Eis que chegamos à novena que antecede o Natal de
Jesus. “Alegrem-se os céus e exulte a terra, porque o Senhor nosso Deus virá e
terá compaixão dos pequeninos” (Is 49,13). Jacó, o patriarca que enganou Esaú, seu
irmão de sangue, para ficar com o privilégio da primogenitura, eleva
o olhar e visualiza o futuro: imagina seu povo, historicamente
minoritário, frágil e oprimido, firmemente estabelecido na liberdade, livre de
ameaças, solidário e soberano. E o faz recorrendo a imagens próprias da
monarquia. A comunidade de Mateus, por sua vez, tendo presente a vida e a morte
de Jesus já transcorridas, convida os cristãos a olhar para trás.

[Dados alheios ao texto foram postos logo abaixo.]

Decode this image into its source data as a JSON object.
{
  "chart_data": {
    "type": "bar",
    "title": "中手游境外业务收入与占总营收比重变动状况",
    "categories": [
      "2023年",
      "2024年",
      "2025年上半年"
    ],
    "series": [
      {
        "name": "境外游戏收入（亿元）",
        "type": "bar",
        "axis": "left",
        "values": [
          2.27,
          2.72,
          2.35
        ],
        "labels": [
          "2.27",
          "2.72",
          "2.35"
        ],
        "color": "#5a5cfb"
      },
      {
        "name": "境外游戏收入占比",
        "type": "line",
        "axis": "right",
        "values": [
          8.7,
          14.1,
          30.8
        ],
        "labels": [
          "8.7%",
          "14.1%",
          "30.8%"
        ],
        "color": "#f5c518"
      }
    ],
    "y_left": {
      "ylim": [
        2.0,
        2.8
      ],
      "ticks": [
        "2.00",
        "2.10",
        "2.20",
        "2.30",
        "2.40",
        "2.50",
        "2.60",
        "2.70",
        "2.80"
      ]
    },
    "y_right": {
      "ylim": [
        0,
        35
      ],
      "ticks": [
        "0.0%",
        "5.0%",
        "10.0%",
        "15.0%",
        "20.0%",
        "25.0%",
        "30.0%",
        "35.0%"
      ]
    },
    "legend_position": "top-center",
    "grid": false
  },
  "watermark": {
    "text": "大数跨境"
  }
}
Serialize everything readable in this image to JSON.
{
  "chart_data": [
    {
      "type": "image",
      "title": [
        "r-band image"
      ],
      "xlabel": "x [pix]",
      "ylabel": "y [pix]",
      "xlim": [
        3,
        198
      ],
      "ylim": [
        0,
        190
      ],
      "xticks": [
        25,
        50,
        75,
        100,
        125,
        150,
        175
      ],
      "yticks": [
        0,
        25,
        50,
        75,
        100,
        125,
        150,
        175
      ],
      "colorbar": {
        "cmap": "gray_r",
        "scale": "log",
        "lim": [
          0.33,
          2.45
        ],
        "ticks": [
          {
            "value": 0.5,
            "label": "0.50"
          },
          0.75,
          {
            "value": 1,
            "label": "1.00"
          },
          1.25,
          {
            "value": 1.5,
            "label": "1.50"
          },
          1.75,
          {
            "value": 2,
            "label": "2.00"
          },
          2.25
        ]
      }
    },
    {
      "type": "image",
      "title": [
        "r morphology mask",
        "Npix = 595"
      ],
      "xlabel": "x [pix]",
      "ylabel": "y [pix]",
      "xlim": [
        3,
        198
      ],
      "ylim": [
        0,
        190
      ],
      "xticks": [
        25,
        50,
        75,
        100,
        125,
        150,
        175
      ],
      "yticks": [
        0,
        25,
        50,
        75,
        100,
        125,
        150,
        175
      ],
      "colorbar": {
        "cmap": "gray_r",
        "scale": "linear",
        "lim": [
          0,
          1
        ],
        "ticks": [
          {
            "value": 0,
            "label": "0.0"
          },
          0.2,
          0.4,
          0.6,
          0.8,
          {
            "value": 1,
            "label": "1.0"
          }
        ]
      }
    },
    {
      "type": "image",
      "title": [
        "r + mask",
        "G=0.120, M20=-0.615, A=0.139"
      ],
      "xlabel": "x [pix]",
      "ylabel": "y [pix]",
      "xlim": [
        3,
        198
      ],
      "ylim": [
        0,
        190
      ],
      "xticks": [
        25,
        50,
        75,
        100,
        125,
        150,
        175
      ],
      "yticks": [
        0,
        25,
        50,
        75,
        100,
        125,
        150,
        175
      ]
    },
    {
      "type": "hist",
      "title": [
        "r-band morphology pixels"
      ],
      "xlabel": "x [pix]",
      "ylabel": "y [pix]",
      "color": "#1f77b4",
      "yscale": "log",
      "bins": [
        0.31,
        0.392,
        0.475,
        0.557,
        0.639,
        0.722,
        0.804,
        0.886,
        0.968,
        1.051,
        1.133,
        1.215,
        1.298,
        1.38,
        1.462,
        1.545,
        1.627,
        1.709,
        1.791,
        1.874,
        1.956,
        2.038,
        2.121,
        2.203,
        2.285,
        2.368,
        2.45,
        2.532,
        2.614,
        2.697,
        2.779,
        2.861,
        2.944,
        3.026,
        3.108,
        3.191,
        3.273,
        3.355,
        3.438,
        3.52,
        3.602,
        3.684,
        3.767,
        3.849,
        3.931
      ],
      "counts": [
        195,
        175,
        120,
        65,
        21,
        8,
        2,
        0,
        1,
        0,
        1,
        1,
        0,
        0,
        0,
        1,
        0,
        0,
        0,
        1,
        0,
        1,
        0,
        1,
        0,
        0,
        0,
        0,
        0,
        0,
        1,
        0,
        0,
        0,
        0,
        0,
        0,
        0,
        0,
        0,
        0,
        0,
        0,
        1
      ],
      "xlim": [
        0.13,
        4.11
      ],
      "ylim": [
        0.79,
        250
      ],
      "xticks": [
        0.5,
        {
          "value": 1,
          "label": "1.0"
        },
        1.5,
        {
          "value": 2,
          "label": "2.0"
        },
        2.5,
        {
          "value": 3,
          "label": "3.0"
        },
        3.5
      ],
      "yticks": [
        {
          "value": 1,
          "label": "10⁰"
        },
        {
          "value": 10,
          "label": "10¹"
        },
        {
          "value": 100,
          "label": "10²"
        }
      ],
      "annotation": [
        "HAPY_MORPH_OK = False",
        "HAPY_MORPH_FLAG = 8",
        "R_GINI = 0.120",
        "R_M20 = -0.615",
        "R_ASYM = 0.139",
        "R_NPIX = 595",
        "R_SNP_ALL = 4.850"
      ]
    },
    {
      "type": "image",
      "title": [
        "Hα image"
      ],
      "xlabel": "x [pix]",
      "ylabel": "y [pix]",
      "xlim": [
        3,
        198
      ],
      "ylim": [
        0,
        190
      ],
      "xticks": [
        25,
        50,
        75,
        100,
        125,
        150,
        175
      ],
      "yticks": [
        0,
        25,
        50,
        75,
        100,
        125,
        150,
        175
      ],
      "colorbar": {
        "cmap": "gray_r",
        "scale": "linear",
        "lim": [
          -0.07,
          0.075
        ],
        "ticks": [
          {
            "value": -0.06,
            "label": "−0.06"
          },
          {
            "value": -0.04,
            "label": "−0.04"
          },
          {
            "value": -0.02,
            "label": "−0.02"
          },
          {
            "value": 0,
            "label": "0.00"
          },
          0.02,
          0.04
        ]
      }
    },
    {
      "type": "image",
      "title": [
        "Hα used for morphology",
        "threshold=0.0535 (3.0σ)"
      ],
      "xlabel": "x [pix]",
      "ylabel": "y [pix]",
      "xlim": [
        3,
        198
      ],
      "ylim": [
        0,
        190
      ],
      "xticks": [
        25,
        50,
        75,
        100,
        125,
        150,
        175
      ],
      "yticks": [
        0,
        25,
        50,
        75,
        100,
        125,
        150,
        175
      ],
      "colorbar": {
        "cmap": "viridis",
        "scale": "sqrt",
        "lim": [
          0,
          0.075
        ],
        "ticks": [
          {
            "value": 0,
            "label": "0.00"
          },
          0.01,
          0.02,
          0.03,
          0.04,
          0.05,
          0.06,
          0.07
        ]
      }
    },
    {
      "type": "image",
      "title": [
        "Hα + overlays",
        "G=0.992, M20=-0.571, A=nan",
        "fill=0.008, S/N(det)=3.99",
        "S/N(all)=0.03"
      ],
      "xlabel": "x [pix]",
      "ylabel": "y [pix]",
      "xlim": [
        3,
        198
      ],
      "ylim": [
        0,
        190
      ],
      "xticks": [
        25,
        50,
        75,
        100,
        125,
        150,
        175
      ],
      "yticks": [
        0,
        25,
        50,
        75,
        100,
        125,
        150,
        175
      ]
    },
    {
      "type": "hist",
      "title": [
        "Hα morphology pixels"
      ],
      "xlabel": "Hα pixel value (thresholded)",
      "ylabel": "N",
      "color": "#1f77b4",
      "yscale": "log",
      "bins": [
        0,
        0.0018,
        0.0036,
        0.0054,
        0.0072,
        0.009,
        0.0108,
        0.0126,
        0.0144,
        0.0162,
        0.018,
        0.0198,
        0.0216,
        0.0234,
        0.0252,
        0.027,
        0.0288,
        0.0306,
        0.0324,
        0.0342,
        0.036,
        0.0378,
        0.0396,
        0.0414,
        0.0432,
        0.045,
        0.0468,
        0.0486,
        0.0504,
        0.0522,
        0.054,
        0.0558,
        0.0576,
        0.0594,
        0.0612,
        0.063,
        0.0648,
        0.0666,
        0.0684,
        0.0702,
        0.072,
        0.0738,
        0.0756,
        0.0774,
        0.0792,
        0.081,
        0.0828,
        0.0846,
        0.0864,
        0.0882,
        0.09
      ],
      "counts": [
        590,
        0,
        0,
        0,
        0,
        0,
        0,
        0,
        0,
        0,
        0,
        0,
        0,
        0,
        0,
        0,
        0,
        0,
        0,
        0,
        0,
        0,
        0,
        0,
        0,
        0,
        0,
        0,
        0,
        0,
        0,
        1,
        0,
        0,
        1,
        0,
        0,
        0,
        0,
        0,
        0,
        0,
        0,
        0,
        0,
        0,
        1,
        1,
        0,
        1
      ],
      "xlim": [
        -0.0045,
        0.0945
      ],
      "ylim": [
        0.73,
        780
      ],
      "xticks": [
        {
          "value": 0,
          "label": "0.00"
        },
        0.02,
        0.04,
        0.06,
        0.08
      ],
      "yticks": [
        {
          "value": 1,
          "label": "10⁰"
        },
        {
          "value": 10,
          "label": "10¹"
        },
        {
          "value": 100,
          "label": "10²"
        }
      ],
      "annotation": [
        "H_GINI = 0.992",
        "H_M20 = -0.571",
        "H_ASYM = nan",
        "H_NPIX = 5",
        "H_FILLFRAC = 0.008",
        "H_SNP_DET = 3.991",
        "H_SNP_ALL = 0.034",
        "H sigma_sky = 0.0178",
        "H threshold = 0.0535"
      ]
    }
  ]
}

Por trás do martelante refrão “fulano gerou sicrano” está a firme convicção de
que, em Jesus de Nazaré, Deus assume a condição humana até as últimas
consequências. Deus não desce ao mundo de pára-quedas; ele está
presente no DNA que sustenta e dinamiza a vida humana, e nada rejeita da sua
condição histórica. Mais ainda: assume sem receio entre seus antepassados
homens de vida ambivalente; assume inclusive como pertencentes à sua família,
sem dar a mínima para os calafrios dos puristas e moralistas, mulheres
excluídas e marginalizadas como a estrangeira Tamar, a prostituta Raab, a pagã
Rute a mulher que o rei Davi roubou do soldado Urias. Em Jesus de Nazaré, filho
de Maria e de José, Deus assume as peripécias humanas presentes na construção
dos diversos povos, nos sofridos exílios e nos indestrutíveis sonhos de
liberdade e solidariedade. Mas, mesmo enraizando-se na humanidade profunda, Deus
não se submete aos nossos desejos e manias de poder, e rompe com o patriarcalismo
ao dispensar a concorrência do macho e patrão no nascimento de Jesus. A
genealogia, centrada na figura do pai e chefe, acaba virando pó diante da nota
que diz: “Jacó gerou José, o esposo de Maria, da qual nasceu Jesus, que
é chamado o Cristo” (Mt 1,16). Onde foi parar o papel gerador central do
patriarca? Esta é uma das faces mais impressionantes da Boa Notícia do Natal:
Deus derruba os poderosos dos seus tronos e celebra a dignidade dos
humilhados... acolhamos, pois, com alegria, o anúncio do profeta Ageu: “Eis que
vem o desejado de todas as nações: ele encherá de glória a casa do Senhor” (2,8).